Der Kaschmir-Konflikt steht kurz vor einer Eskalation: In der Nacht auf Mittwoch hat Indien mehrere «terroristische» Ziele in Pakistan angegriffen und dabei 26 Menschen getötet. Es war eine Reaktion auf den Terroranschlag am 22. April in einem Ferienort im indisch kontrollierten Teil von Kaschmir, bei dem 26 Touristen ums Leben kamen.

Nach Indiens Angriff meldete Pakistan den Abschuss von fünf Kampfjets und kündigte Vergeltung an. Premierminister Shehbaz Sharif (73): «Pakistan hat jedes Recht, eine angemessene Antwort auf diese von Indien verhängte Kriegshandlung zu geben, und eine angemessene Antwort wird auch gegeben.» Zwischen den beiden Atommächten herrscht akute Kriegsgefahr.

Artet der Konflikt in einen Atomkrieg aus?

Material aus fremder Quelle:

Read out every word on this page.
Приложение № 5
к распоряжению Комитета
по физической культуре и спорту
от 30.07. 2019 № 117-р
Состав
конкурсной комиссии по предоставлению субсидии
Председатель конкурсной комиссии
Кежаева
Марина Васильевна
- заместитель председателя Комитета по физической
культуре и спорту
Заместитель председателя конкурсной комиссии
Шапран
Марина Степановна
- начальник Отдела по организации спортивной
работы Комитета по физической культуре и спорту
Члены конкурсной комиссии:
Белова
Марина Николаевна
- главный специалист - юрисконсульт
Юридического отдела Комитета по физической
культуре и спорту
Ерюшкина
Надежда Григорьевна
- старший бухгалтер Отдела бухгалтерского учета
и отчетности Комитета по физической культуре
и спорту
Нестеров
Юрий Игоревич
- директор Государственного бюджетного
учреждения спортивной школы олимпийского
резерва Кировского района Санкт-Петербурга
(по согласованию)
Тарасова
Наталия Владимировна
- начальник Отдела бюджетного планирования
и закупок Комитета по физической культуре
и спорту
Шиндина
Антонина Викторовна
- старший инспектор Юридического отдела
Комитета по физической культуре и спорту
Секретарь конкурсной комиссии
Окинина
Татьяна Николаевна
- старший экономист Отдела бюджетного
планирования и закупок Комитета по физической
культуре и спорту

Dass die indische Armee nicht nur Ziele in Kaschmir, sondern auch im pakistanischen Punjab angriff, kam für Tobias Scholz, Asien- und Sicherheitsexperte bei der Stiftung Wissenschaft und Politik in Berlin, überraschend. Er bezeichnet den aktuellen Streit als «ernsten Konflikt».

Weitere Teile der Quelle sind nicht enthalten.